十二
「めーーーん」
大きな掛け声とともにパーーンと小気味よい音が響いた。それに、わっと歓声が上がる。剣道の細かいルールは知らないが、これで試合終了らしい。優勝をしたのは千鶴だった。面を外し、その下から現れた凛々しい表情は、まるで男装の麗人のようで、女性の観客から黄色い歓声が上がった。下手な男性よりもよほど格好いい。
「いらしていたのですか」
観客席から彼女の姿を見つめていた恵都は聞き覚えがあるが、聞いたことがないほど丁寧な口調に思わずゾッとした。丁寧な口調で話す石崎快斗なんて想像できない。しかも、その顔にはよそ行き用の笑みが浮かべられている。はっきり言って気持ちが悪い。

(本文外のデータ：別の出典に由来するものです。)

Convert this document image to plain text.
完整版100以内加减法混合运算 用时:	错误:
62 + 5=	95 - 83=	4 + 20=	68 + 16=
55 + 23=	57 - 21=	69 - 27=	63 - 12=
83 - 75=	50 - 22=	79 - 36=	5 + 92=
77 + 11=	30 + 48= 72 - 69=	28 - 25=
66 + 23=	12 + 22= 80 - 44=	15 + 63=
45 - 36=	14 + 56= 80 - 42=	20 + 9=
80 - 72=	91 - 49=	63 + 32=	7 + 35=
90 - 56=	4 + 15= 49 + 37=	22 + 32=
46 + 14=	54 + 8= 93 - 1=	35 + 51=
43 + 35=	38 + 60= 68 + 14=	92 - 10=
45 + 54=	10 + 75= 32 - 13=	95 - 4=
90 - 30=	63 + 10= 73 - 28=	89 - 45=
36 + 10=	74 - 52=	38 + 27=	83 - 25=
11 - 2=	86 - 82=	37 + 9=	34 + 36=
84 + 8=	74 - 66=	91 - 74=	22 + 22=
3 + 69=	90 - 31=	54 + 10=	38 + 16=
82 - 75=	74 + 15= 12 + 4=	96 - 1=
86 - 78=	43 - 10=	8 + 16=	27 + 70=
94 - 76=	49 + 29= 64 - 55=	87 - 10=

思わず顔を顰めた恵都の様子に石崎の表情が凍りついた。不機嫌そうに眉を顰める石崎の方がいつもの彼らしくて落ち着く。
「何だ、その顔は?」
「丁寧な石崎さんは、気持ち悪いです」
「ひどいな、まあ、当たり前か。篠崎さん」
真剣な表情で呼ばれ、不思議そうに首を傾げた。
「何でしょうか?」
「ありがとう」
静かな声に恵都はあんぐりと口を開く。石崎のこんな真摯な声は初めて聞いた。
「篠崎さんがいなければ、千鶴はやばかったと思う。結局俺にも、師匠にも誰にも何もできなかった。ただ、見ていただけだ。あんたが何をどうしたのかはわからないが、あんただけが、千鶴を救い上げてくれた。あんたがいなければ、千鶴は今、あの場に立っていることはできなかったはずだ」
まさか、石崎がそんなことを言うとは思わなかった。石崎はカウンセリングというものを理解していなかったし、今も理解しているとは思えない。それでも、可愛い妹分のために、よくわからないものに頭を下げる程度には人間味のある人だったらしい。
「私は、何もしていません。カウンセラーは無力です。結局、話を聞くことしかできない。立ち直ったのは、彼女が強かったからです。私の、力ではありません」
カウンセリングで救える人なんて数えるほどだ。あとは、みんな自分をだましながら通ってくる。それでも、多少でも息抜きになればいいと思う。結局それしかできないのだ。
「それでも、あんたのおかげだと思っている。だから、感謝する」
恵都の言葉なんて聞いていないのだろう。本当に自分本位で嫌な男だ。二度と関わりたくない。
ため息とともに踵を返そうとした恵都の前に薄い封筒が差し出された。
「今回の依頼料だ」
何かができたとは思えない。だが、それはそれとして依頼料はもらう。そこで割り切らなければカウンセラーで食べていくことなどできない。
差し出された封筒の中身を見た恵都は思わず顔を上げた。
「あの、多くないですか?」
今まで恵都が千鶴と話したのはトータル三回だけだ。その回数でもらう値段の三倍は入っていた。いくら何でも受け取れない。これではどんなぼったくりかわかったものではない。
「あんたを疑ったお詫びと、千鶴の両親からの心づけも入っている。できればもらって欲しい」
その言葉に嫌な気持ちは感じない。本心からそう思っているのがわかって、拒否することができなかった。
「それでは、ありがたくいただいておきます。……もう、会わないことを願っています」
最後に付け足した一言は恵都の本心だった。カウンセラーである恵都と警察官の石崎が顔を合わせる機会などないに越したことはない。
今度こそ本当に石崎に背を向けた恵都はスマホで予定を確認した。この後予約が入ってしまったので長居はできない。もう、千鶴のことも石崎のことも恵都の頭にはなかった。